Sesungguhnya merupakan kesalahan besar yang mencelakakan banyak orang, baik di zaman dulu maupun sekarang, yaitu tertipu dengan jumlah. Betapa banyak dan banyak orang celaka karena hal ini. Kita dapati orang-orang meniru orang lain dalam ucapan, perbuatan, dan sifat karena gara-gara mereka mayoritas. Hal ini benar-benar memperdaya dan membinasakan banyak orang.

Oleh karena itu, dalam sebuah atsar, Abdullah bin Mas’ud pernah mengatakan,

لَا يَكُوْنُ أَحَدُكُمْ إِمََّعةً. قالوا: وما الإماعة يا أبا عبد الرحمن؟ قال: يقول إنما أنا مع الناس؛ إن اهتدوا اهتديت، وإن ضلوا ضللت.

“Janganlah kalian menjadi seorang yang plin-plan.” Orang-orang bertanya, “Bagaimana orang yang plin-plan itu wahai Abu Abdullah?” Ibnu Mas’ud menjawab, “Ia mengatakan, ‘Aku bersama orang-orang. Kalau orang-orang shaleh, aku pun ikut shaleh. Kalau orang menyimpang aku juga ikut menyimpang’.”

Inilah keadaan banyak orang, mengikuti keadaan orang lain. Karena itu, kita melihat banyak sifat-sifat buruk dan perbuatan-perbuatan rendah yang terjadi di tengah masyarkat dikarenakan sifat ikut-ikutan ini. Wajib bagi seseorang untuk meneguhkan dirinya dengan bimbingan syariat. Ia menjadi seorang yang menasihati dirinya sendiri dan bertakwa kepada Rabnya. Dan hendaknya dia sangat mewaspadai agar tidak mengikuti arus. Mengikuti kebanyakan orang dalam sifat dan perbautan mereka yang bertentangan dengan bimbingan syariat Allah Jalla fi Ula.

Ayyuhal mukminun,

Dalam permasalahan ini, ulama dan imam kita yang senantiasa menasihati, Abdul Aziz bin Abdullah bin Baz mengatakan, “Jangan sampai seseorang terpengaruh dengan banyak orang. Sehingga ia mengatakan, ‘Sesungguhnya orang-orang menempuh yang demikian dan menghindari yang demikian, aku berada bersama mereka’. Karena yang demikian telah membinasakan banyak orang-orang terdahulu. Tapi hendaknya -saudaraku yang cerdas- Anda amati dan renungkan dengan hati Anda. Dan berpeganglah dengan kebenaran, walaupun kebenaran itu banyak ditinggalkan orang. Yang benar adalah dengan berpegang teguh dengna mengikuti Alquran dan sunnah Rasul. Allah Ta’ala berfirman,

{وَإِنْ تُطِعْ أَكْثَرَ مَنْ فِي الْأَرْضِ يُضِلُّوكَ عَنْ سَبِيلِ اللَّهِ }

“Jika kalian mengikuti kebanyakan orang, maka mereka akan menyesatkan kalian dari jalan Allah.” (QS. Al-An’am: 116).

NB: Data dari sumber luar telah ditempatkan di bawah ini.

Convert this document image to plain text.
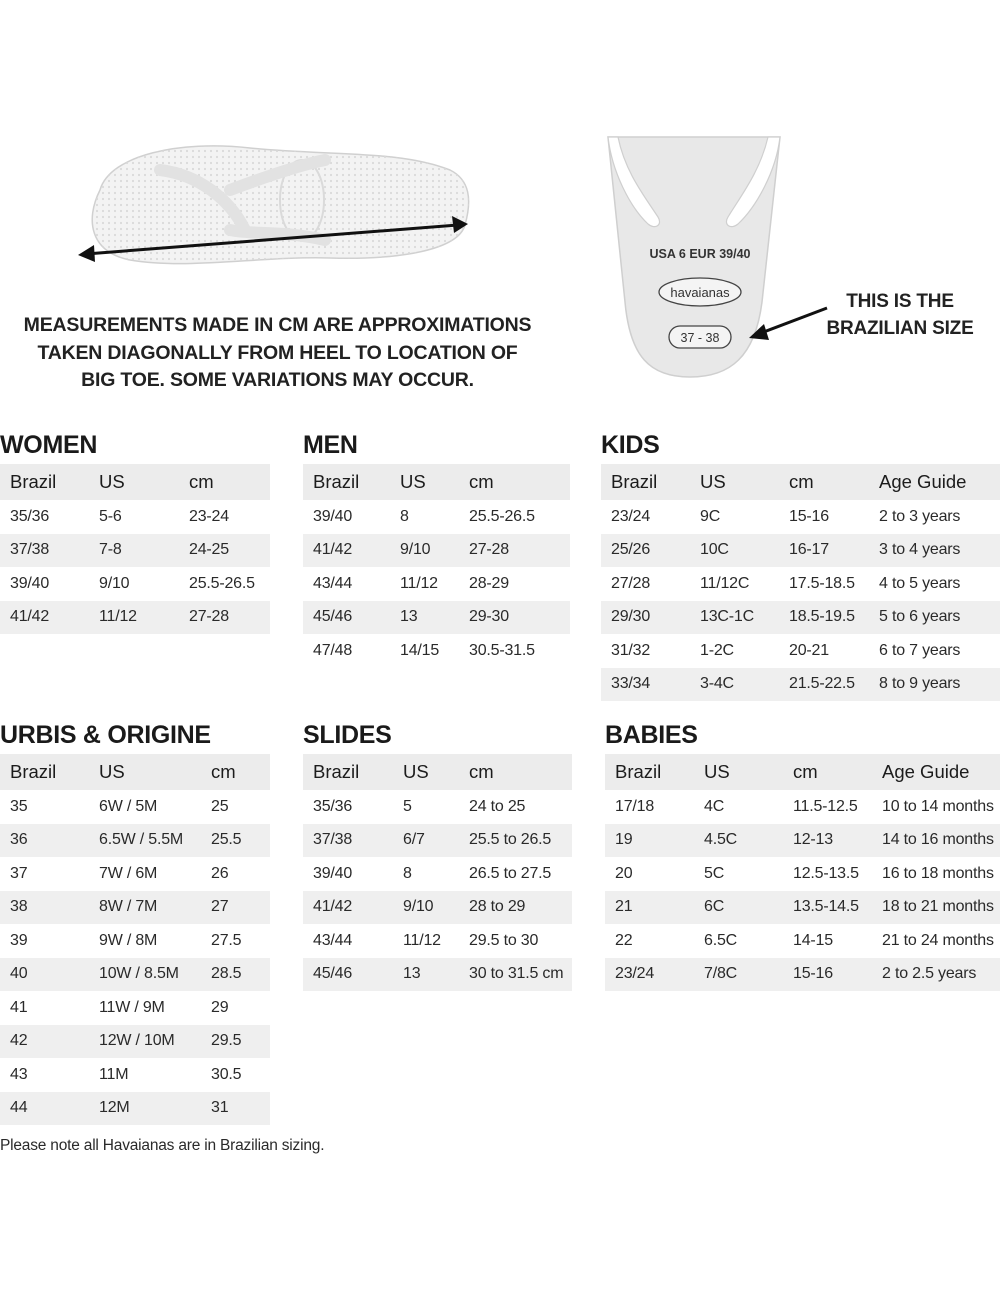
MEASUREMENTS MADE IN CM ARE APPROXIMATIONS
TAKEN DIAGONALLY FROM HEEL TO LOCATION OF
BIG TOE. SOME VARIATIONS MAY OCCUR.
USA 6 EUR 39/40
havaianas
37 - 38
THIS IS THE
BRAZILIAN SIZE
WOMEN
Brazil	US	cm
35/36	5-6	23-24
37/38	7-8	24-25
39/40	9/10	25.5-26.5
41/42	11/12	27-28
MEN
Brazil	US	cm
39/40	8	25.5-26.5
41/42	9/10	27-28
43/44	11/12	28-29
45/46	13	29-30
47/48	14/15	30.5-31.5
KIDS
Brazil	US	cm	Age Guide
23/24	9C	15-16	2 to 3 years
25/26	10C	16-17	3 to 4 years
27/28	11/12C	17.5-18.5	4 to 5 years
29/30	13C-1C	18.5-19.5	5 to 6 years
31/32	1-2C	20-21	6 to 7 years
33/34	3-4C	21.5-22.5	8 to 9 years
URBIS & ORIGINE
Brazil	US	cm
35	6W / 5M	25
36	6.5W / 5.5M	25.5
37	7W / 6M	26
38	8W / 7M	27
39	9W / 8M	27.5
40	10W / 8.5M	28.5
41	11W / 9M	29
42	12W / 10M	29.5
43	11M	30.5
44	12M	31
SLIDES
Brazil	US	cm
35/36	5	24 to 25
37/38	6/7	25.5 to 26.5
39/40	8	26.5 to 27.5
41/42	9/10	28 to 29
43/44	11/12	29.5 to 30
45/46	13	30 to 31.5 cm
BABIES
Brazil	US	cm	Age Guide
17/18	4C	11.5-12.5	10 to 14 months
19	4.5C	12-13	14 to 16 months
20	5C	12.5-13.5	16 to 18 months
21	6C	13.5-14.5	18 to 21 months
22	6.5C	14-15	21 to 24 months
23/24	7/8C	15-16	2 to 2.5 years
Please note all Havaianas are in Brazilian sizing.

Allah Ta’ala juga berfirman,

{وَمَا أَكْثَرُ النَّاسِ وَلَوْ حَرَصَْ بِمُؤْمِنِينَ }

“Dan sebahagian besar manusia tidak akan beriman — walaupun kamu sangat menginginkannya.” (QS. Yusuf: 103)

Para ulama salaf mengatakan, “Janganlah engkau bersikap zuhud (merasa tidak butuh) dengan kebenaran, karena sedikitnya orang-orang yang menempuhnya. Dan jangan tertipu dengan kebatilan karena banyaknya orang-orang binasa (yang melakukannya).”

Kita memohon kepada Allah ‘Azza wa Jalla, agar Dia memberi kita semua kemanfaatan dan memperbaiki keadaan kita semua. Semoga Dia melindungi kita dari jalan-jalan kebinasaan. Dan memberi taufik kepada kita untuk menempuh jalan kebenaran dan petunjuk, dan istiqomah di atasnya. Karena taufik itu berada di tangan-Nya. Tidak ada sekutu bagi-Nya.